Under the guidance of our traveling professor, Clelia, I learned that everything is a text. For example, my assignments included, “Read: water,” and, “Read: your hands.” So, I not only thought critically about our readings and lectures, but also about the entire world around me. Unlearning happened in the classroom, on site visits, at our beloved hangout spot, Base Camp, walking through Patan Durbar Square, and everywhere in between. As Clelia often says, “The personal is political,” and the content of our courses–the caste system, citizenship, women’s rights, the Nepali Constitution, and more–manifests itself in each person, place, and interaction we encounter.
Thank you so much to the incredible faculty and staff that helped me question, learn, and unlearn during my time in Nepal.
“Nepal is Colorful”
Nepal, “Was it amazing?”, “Did it change your life?”, “What was your favorite part?”. I do not know. I cannot represent a country to someone else. I cannot represent the country I call home to someone else. I was in Kathmandu for one month. I am no authority or expert just because I was there. A letter home about Nepal… What I will share is that Kathmandu has an energy. I felt it every day I was there. People are alive. Kathmandu is in motion and I was alive and in motion too. Simultaneously, dogs, people, taxis, motorbikes, bicycles and cart vendors move through the streets. I was always amazed that everyone, including myself, made it to where they needed to go in the end. On my walk to school every day, I moved among the hustle and bustle, among the energy of the city. Every day, I saw something new on that walk. One day it was a colorful fence adorning the top of a building I had passed by for weeks and another day it was a little shrine tucked just outside of the street and all of it chaos. Kathmandu is full of layers and I only peeled back a few while I was there. I went back to my homestay one day and commented to my homestay sister, “The buildings are all different colors,” to which she responded, “Nepal is colorful!”

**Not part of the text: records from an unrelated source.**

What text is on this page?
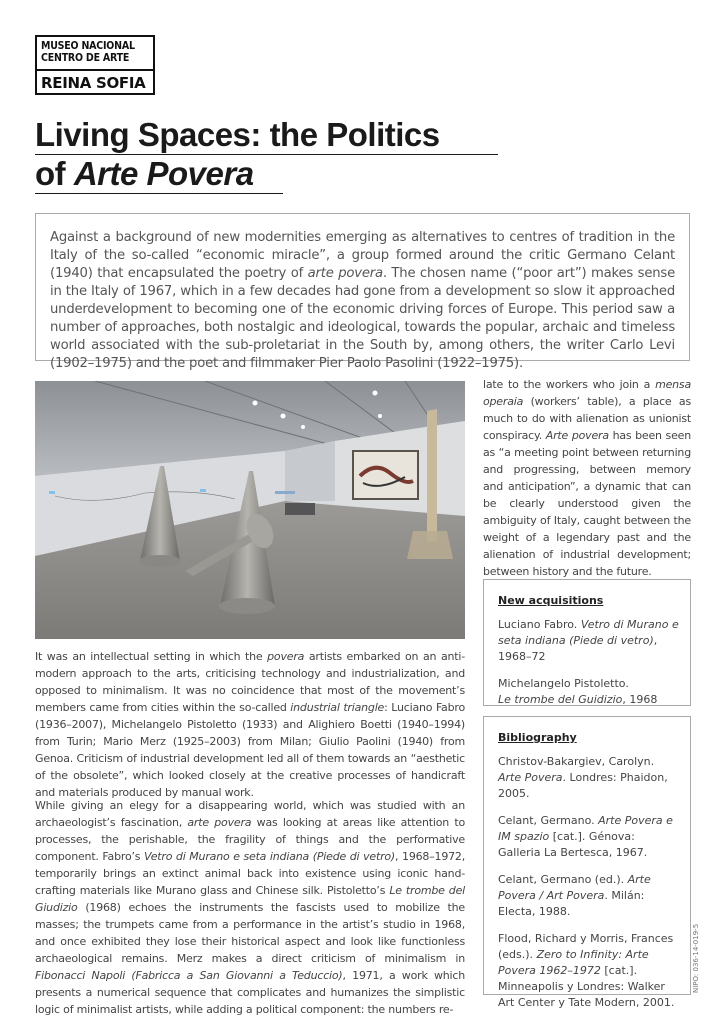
MUSEO NACIONAL
CENTRO DE ARTE
REINA SOFIA
Living Spaces: the Politics
of Arte Povera
Against a background of new modernities emerging as alternatives to centres of tradition in the Italy of the so-called “economic miracle”, a group formed around the critic Germano Celant (1940) that encapsulated the poetry of arte povera. The chosen name (“poor art”) makes sense in the Italy of 1967, which in a few decades had gone from a development so slow it approached underdevelopment to becoming one of the economic driving forces of Europe. This period saw a number of approaches, both nostalgic and ideological, towards the popular, archaic and timeless world associated with the sub-proletariat in the South by, among others, the writer Carlo Levi (1902–1975) and the poet and filmmaker Pier Paolo Pasolini (1922–1975).

It was an intellectual setting in which the povera artists embarked on an anti-modern approach to the arts, criticising technology and industrialization, and opposed to minimalism. It was no coincidence that most of the movement’s members came from cities within the so-called industrial triangle: Luciano Fabro (1936–2007), Michelangelo Pistoletto (1933) and Alighiero Boetti (1940–1994) from Turin; Mario Merz (1925–2003) from Milan; Giulio Paolini (1940) from Genoa. Criticism of industrial development led all of them towards an “aesthetic of the obsolete”, which looked closely at the creative processes of handicraft and materials produced by manual work.

While giving an elegy for a disappearing world, which was studied with an archaeologist’s fascination, arte povera was looking at areas like attention to processes, the perishable, the fragility of things and the performative component. Fabro’s Vetro di Murano e seta indiana (Piede di vetro), 1968–1972, temporarily brings an extinct animal back into existence using iconic hand-crafting materials like Murano glass and Chinese silk. Pistoletto’s Le trombe del Giudizio (1968) echoes the instruments the fascists used to mobilize the masses; the trumpets came from a performance in the artist’s studio in 1968, and once exhibited they lose their historical aspect and look like functionless archaeological remains. Merz makes a direct criticism of minimalism in Fibonacci Napoli (Fabricca a San Giovanni a Teduccio), 1971, a work which presents a numerical sequence that complicates and humanizes the simplistic logic of minimalist artists, while adding a political component: the numbers re-

late to the workers who join a mensa operaia (workers’ table), a place as much to do with alienation as unionist conspiracy. Arte povera has been seen as “a meeting point between returning and progressing, between memory and anticipation”, a dynamic that can be clearly understood given the ambiguity of Italy, caught between the weight of a legendary past and the alienation of industrial development; between history and the future.

New acquisitions
Luciano Fabro. Vetro di Murano e seta indiana (Piede di vetro), 1968–72
Michelangelo Pistoletto.
Le trombe del Guidizio, 1968
Bibliography
Christov-Bakargiev, Carolyn. Arte Povera. Londres: Phaidon, 2005.
Celant, Germano. Arte Povera e IM spazio [cat.]. Génova: Galleria La Bertesca, 1967.
Celant, Germano (ed.). Arte Povera / Art Povera. Milán: Electa, 1988.
Flood, Richard y Morris, Frances (eds.). Zero to Infinity: Arte Povera 1962–1972 [cat.]. Minneapolis y Londres: Walker Art Center y Tate Modern, 2001.
NIPO: 036-14-019-5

The specifics of my time in Kathmandu, the organizations and people I encountered, cannot be explained or really even conveyed to people who were not there in a letter like this. Even among our own group, our experiences were and are very different. I left Nepal with a connection–to many of the people I met and the places I went. I also felt this sense of connection with the understanding that my time was limited and there were many connections I did not make, many people’s names I will not remember and many places I did not go.